REPUBLIKA.CO.ID, SEOUL -- Pemerintah Korea Selatan (Korsel) telah menyetujui paket bantuan kemanusiaan senilai 8 juta dolar AS untuk tetangganya Korea Utara (Korut). Tindakan Korsel ini bertentangan dengan seruan sekutunya, yakni Jepang dan AS, yang mendesak agar Pyongyang tetap mendapatkan tekanan ekonomi.
Kementerian Unifikasi Korsel sepakat untuk menyediakan dana yang akan digunakan untuk membantu anak-anak dan perempuan hamil di Korut. Mereka menilai bantuan kemanusiaan untuk Korut yang tengah dilanda krisis tidak boleh terpengaruh oleh meningatnya ketegangan politik di Semenanjung Korea.
Pemerintah telah secara konsisten mengatakan akan mengupayakan bantuan kemanusiaan untuk Korut dengan mempertimbangkan kondisi buruk di antara anak-anak dan wanita hamil di sana, ungkap Menteri Unifikasi Korsel Cho Myung-gyon, seperti dilaporkan laman The Guardian, Kamis (21/9).
Ia pun mengaku telah mengatur mekanisme penyaluran bantuanagar tak dimanfaatkan pemerintah Korut untuk mengembangkan proyek senjatanya. Hal ini dilakukan dengan cara tidak memberikan pembayaran tunai.
Dari 8 juta dolar AS yang akan disumbangkan, sekitar 4,5 juta dolar di antaranya akan disalurkan Korsel ke Program Pangan Dunia PBB. Dana itu nantinya akan dikelola PBB untuk menyediakan sumber nutrisi untukanak-anak dan wanita hamil di Korut.
Kemudian 3,5 juta dolar lainnya akan dikirim Korsel ke UNICEF. Dana tersebut akan digunakan untuk program vaksinasi dan perawatan diare, penyakit pernapasan akut, serta kekurangan gizi di kalangan anak-anak Korut. Jadi tidak ada kemungkinan secara realistis bahwa bantuan ini dapat berguna bagi militer Korut, ujar Cho Myung-gyon.
Direktur regional UNICEF untuk Asia Timur dan Pasifik Karin Hulshof mengatakan bahwa anak-anak di Korut memang sedang menghadapi masa-masa terburuk. "Hari ini kami memperkirakan bahwa ada sekitar 200 ribu anak-anak terkena malnutrisi akut, meningkatkan risiko kematian. Makanan dan obat-obatan serta peralatan untuk mengobati anak-anak masih kekurangan pasokan," kata Hulshof.

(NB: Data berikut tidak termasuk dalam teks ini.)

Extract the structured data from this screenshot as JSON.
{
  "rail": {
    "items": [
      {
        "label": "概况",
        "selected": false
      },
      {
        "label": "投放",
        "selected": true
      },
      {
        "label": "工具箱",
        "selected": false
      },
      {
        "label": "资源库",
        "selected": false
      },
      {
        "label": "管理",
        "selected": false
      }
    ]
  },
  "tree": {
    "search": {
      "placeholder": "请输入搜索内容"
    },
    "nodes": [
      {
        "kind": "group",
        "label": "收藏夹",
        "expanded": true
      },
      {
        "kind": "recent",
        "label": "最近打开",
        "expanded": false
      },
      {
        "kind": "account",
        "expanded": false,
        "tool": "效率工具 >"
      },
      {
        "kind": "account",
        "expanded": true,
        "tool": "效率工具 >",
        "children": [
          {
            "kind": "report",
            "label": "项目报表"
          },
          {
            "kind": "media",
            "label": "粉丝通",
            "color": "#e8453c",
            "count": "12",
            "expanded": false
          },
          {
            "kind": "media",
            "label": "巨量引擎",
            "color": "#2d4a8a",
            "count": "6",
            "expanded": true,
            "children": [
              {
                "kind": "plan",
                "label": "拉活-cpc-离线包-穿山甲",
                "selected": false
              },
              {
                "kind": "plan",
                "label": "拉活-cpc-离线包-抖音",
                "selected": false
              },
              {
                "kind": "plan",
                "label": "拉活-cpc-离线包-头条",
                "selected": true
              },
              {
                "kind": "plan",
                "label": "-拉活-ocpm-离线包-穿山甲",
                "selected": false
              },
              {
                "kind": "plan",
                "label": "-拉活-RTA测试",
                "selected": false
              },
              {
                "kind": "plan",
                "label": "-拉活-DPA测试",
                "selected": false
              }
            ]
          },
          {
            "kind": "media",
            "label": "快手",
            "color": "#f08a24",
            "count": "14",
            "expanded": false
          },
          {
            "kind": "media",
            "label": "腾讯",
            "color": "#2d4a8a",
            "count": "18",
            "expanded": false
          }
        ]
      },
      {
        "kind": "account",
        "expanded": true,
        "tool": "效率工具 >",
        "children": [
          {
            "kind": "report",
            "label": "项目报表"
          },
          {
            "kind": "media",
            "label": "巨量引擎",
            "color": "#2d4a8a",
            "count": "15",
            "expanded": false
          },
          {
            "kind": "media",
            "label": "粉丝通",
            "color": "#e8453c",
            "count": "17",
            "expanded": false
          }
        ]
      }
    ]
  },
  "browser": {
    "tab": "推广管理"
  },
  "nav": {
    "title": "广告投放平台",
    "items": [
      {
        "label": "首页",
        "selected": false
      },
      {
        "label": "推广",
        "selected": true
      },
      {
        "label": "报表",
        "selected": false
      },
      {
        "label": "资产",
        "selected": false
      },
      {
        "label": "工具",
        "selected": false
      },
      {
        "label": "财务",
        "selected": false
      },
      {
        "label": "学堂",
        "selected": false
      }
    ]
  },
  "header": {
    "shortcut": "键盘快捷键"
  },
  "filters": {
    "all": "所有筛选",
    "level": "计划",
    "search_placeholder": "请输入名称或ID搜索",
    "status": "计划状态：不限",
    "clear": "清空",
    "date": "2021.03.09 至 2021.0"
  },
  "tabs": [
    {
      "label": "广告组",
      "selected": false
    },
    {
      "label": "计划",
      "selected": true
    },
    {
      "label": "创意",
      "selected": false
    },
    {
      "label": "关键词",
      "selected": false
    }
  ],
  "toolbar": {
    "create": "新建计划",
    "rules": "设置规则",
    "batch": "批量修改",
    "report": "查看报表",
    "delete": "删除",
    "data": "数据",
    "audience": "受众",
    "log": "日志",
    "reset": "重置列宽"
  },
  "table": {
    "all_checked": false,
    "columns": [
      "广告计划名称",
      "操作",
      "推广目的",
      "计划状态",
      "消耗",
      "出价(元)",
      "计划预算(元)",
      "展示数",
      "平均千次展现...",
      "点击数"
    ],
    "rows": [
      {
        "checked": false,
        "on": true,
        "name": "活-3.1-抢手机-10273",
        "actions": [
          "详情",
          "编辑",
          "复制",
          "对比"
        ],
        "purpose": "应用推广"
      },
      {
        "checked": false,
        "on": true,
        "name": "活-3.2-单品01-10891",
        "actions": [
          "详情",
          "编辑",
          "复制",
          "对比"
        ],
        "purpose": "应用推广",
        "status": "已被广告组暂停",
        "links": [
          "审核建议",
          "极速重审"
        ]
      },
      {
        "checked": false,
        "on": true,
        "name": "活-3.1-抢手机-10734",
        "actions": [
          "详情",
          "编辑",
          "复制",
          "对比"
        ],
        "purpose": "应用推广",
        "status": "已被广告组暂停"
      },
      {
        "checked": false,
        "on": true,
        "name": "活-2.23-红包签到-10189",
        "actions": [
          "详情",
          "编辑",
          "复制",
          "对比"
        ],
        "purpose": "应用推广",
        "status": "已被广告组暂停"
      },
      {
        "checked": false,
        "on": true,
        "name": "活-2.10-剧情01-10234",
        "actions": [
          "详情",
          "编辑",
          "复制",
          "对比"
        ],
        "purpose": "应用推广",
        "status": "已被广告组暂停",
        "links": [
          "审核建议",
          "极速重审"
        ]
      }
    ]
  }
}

PBB memperkirakan, 18 juta dari 25 juta orang di Korut memerlukan bantuan kemanusiaan akibat kekurangan pangan dan gizi. Menurut WHO, angka kematian balita di Korut mencapai sekitar 25 per 1.000. Sedangkan di Korsel hanya 3 per 1.000.
Kendati Korsel memiliki alasan kuat untuk memberi bantuan kemanusiaan kepada Korut, namun hal tersebut berpotensi menyebabkan retaknya hubungan mereka dengan Jepang dan AS. Perdana Menteri Jepang Shinzo Abe dilaporkan telah menghubungi Presiden Korea Selatan Moon Jae-in untuk mempertimbangkan lagi pengiriman bantuan untuk Korut tersebut. Namun tampaknya permintaan Abe tersebut tak terlalu diacuhkan oleh Moon.
Tak hanya berpotensi menyebabkan retaknya hubungan dengan AS dan Jepang, pengiriman bantuan kemanusiaa ke Korut pun menyebabkan popularitas Moon di dalam negeri menurun. Realmeter, sebuah organisasi pemungutan suara di Korsel mengatakan bahwa pengiriman bantuan ke Korut memang telah menekan popularitas sang presiden. Walaupun rating persetujuannya masih cukup tinggi, yakni di atas 65 persen.
Korsel dan Korut diketahui sedang bersitegang akibat aktivitas rudal yang kian intens oleh Pyongyang. Kedua negara ini memang belum mendeklarasikan perdamaian sejak terlibat Perang Korea pada 1950-1953 silam. Korsel dan Korut hanya mengumumkan gencatan senjata pada masa-masa akhir peperangan.